Part of me wants to say dinosaur times just because I like dinosaurs, but, I know I’ll just get eaten immediately and I have zero survival skills. So, let’s say the 60’s. That’s a relatively safe time for women. We were loud and proud for a brief moment there.
Yeah! Okay, aside from the time machine, what piece of technology would you bring with you that would solidify you as, like, a God?
You know how doctors can do surgeries remotely now? There are those robots they can control from a computer that will frickin’ do heart surgery! I would bring that. That would blow people’s minds. And then I would just coast on my fame.
Yeah, you would just have to do one surgery remotely and then coast.
Wait, I have to do the surgery?
Okay, you would have to train someone else to do a surgery remotely.
Oh, right. Because no one there would know how to use it! I would be the only person with any authority on it. Oh no. I guess I would have to read a bunch of books.

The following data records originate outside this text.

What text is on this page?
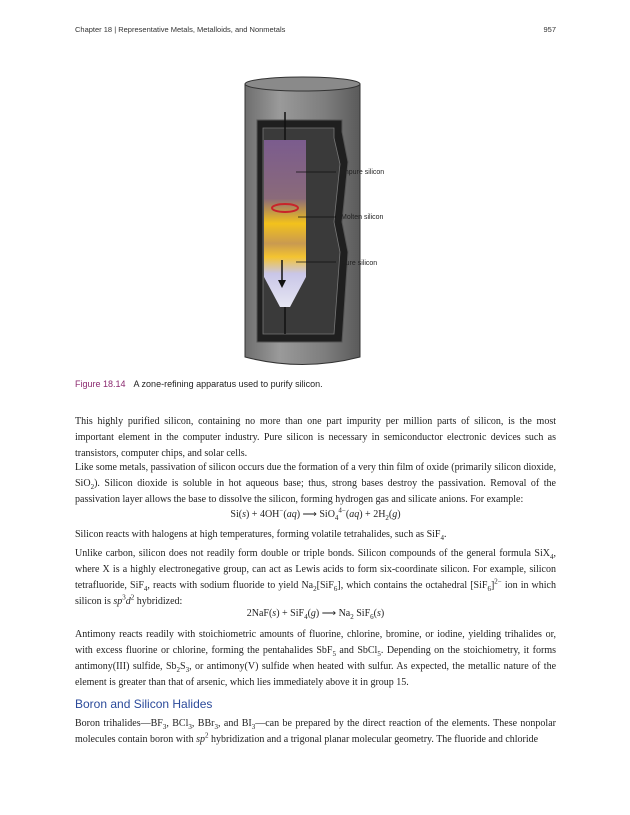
Chapter 18 | Representative Metals, Metalloids, and Nonmetals	957
Impure silicon
Molten silicon
Pure silicon
Figure 18.14 A zone-refining apparatus used to purify silicon.

This highly purified silicon, containing no more than one part impurity per million parts of silicon, is the most important element in the computer industry. Pure silicon is necessary in semiconductor electronic devices such as transistors, computer chips, and solar cells.

Like some metals, passivation of silicon occurs due the formation of a very thin film of oxide (primarily silicon dioxide, SiO$_2$). Silicon dioxide is soluble in hot aqueous base; thus, strong bases destroy the passivation. Removal of the passivation layer allows the base to dissolve the silicon, forming hydrogen gas and silicate anions. For example:

Si(s) + 4OH−(aq) ⟶ $SiO_4^{4-}(aq) + 2H_2(g)$

Silicon reacts with halogens at high temperatures, forming volatile tetrahalides, such as SiF$_4$.

Unlike carbon, silicon does not readily form double or triple bonds. Silicon compounds of the general formula SiX$_4$, where X is a highly electronegative group, can act as Lewis acids to form six-coordinate silicon. For example, silicon tetrafluoride, SiF$_4$, reacts with sodium fluoride to yield $Na_2[SiF_6]$, which contains the octahedral $[SiF_6]^{2-}$ ion in which silicon is $sp^3d^2$ hybridized:

2NaF(s) + SiF$_4$(g) ⟶ $Na_2$ SiF$_6$(s)

Antimony reacts readily with stoichiometric amounts of fluorine, chlorine, bromine, or iodine, yielding trihalides or, with excess fluorine or chlorine, forming the pentahalides SbF$_5$ and SbCl$_5$. Depending on the stoichiometry, it forms antimony(III) sulfide, $Sb_2S_3$, or antimony(V) sulfide when heated with sulfur. As expected, the metallic nature of the element is greater than that of arsenic, which lies immediately above it in group 15.

Boron and Silicon Halides

Boron $trihalides—BF_3$, BCl$_3$, BBr$_3$, and $BI_3—can$ be prepared by the direct reaction of the elements. These nonpolar molecules contain boron with $sp^2$ hybridization and a trigonal planar molecular geometry. The fluoride and chloride
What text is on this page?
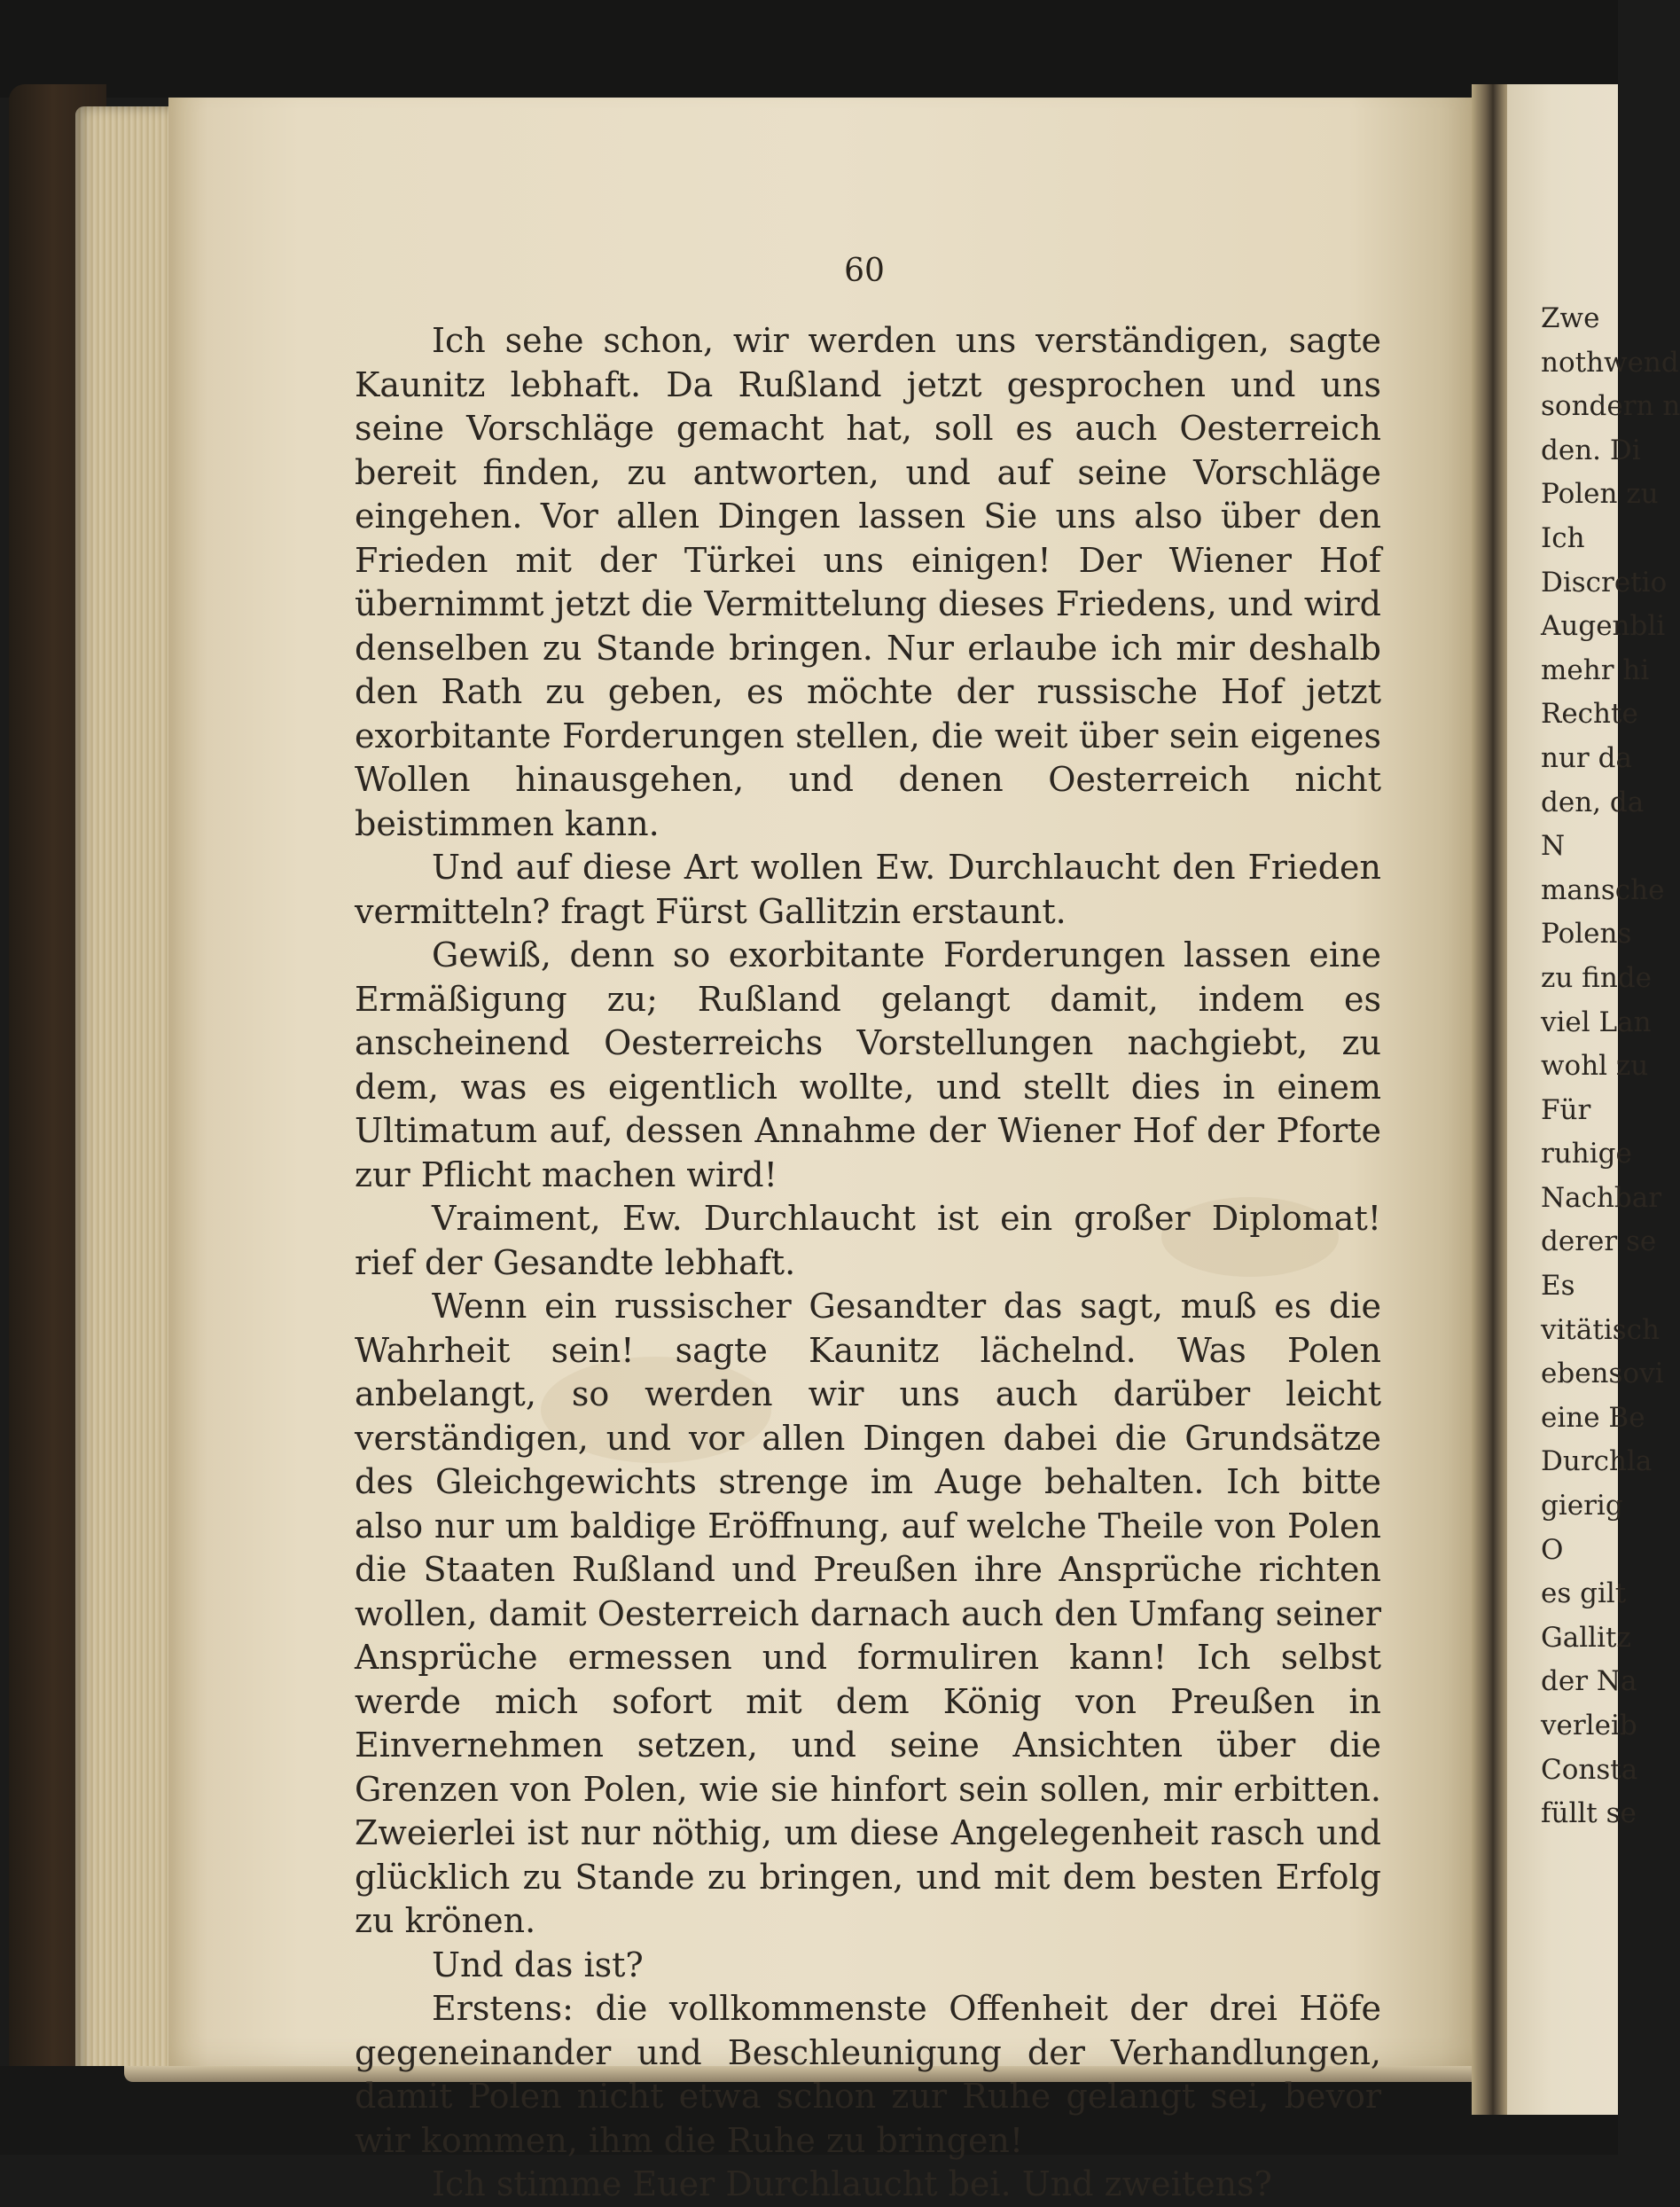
60

Ich sehe schon, wir werden uns verständigen, sagte Kaunitz lebhaft. Da Rußland jetzt gesprochen und uns seine Vorschläge gemacht hat, soll es auch Oesterreich bereit finden, zu antworten, und auf seine Vorschläge eingehen. Vor allen Dingen lassen Sie uns also über den Frieden mit der Türkei uns einigen! Der Wiener Hof übernimmt jetzt die Vermittelung dieses Friedens, und wird denselben zu Stande bringen. Nur erlaube ich mir deshalb den Rath zu geben, es möchte der russische Hof jetzt exorbitante Forderungen stellen, die weit über sein eigenes Wollen hinausgehen, und denen Oesterreich nicht beistimmen kann.

Und auf diese Art wollen Ew. Durchlaucht den Frieden vermitteln? fragt Fürst Gallitzin erstaunt.

Gewiß, denn so exorbitante Forderungen lassen eine Ermäßigung zu; Rußland gelangt damit, indem es anscheinend Oesterreichs Vorstellungen nachgiebt, zu dem, was es eigentlich wollte, und stellt dies in einem Ultimatum auf, dessen Annahme der Wiener Hof der Pforte zur Pflicht machen wird!

Vraiment, Ew. Durchlaucht ist ein großer Diplomat! rief der Gesandte lebhaft.

Wenn ein russischer Gesandter das sagt, muß es die Wahrheit sein! sagte Kaunitz lächelnd. Was Polen anbelangt, so werden wir uns auch darüber leicht verständigen, und vor allen Dingen dabei die Grundsätze des Gleichgewichts strenge im Auge behalten. Ich bitte also nur um baldige Eröffnung, auf welche Theile von Polen die Staaten Rußland und Preußen ihre Ansprüche richten wollen, damit Oesterreich darnach auch den Umfang seiner Ansprüche ermessen und formuliren kann! Ich selbst werde mich sofort mit dem König von Preußen in Einvernehmen setzen, und seine Ansichten über die Grenzen von Polen, wie sie hinfort sein sollen, mir erbitten. Zweierlei ist nur nöthig, um diese Angelegenheit rasch und glücklich zu Stande zu bringen, und mit dem besten Erfolg zu krönen.

Und das ist?

Erstens: die vollkommenste Offenheit der drei Höfe gegeneinander und Beschleunigung der Verhandlungen, damit Polen nicht etwa schon zur Ruhe gelangt sei, bevor wir kommen, ihm die Ruhe zu bringen!

Ich stimme Euer Durchlaucht bei. Und zweitens?

Zwe
nothwend
sondern n
den. Di
Polen zu
Ich
Discretio
Augenbli
mehr hi
Rechte
nur da
den, da
N
mansche
Polens
zu finde
viel Lan
wohl zu
Für
ruhige
Nachbar
derer se
Es
vitätisch
ebensovi
eine Be
Durchla
gierig
O
es gilt
Gallitz
der Na
verleib
Consta
füllt se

I always think about this question. Like, people from the 50’s seeing us use FaceTime. I think that would explode their heads. They still had operators manually pushing buttons!
Yeah, I love that question. It’s so fun.
Well, we’ve made it to the end of our interview. Thank you so much for meeting with me, Shannon! Let’s plug your stuff!
Escape Capade, for sure!
I’m also part of Blockbuster Week at Bad Dog. I’m doing a show called The Makeout Teens of Fantasy Maze. Friday, August 17th at 8pm at Bad Dog Theatre!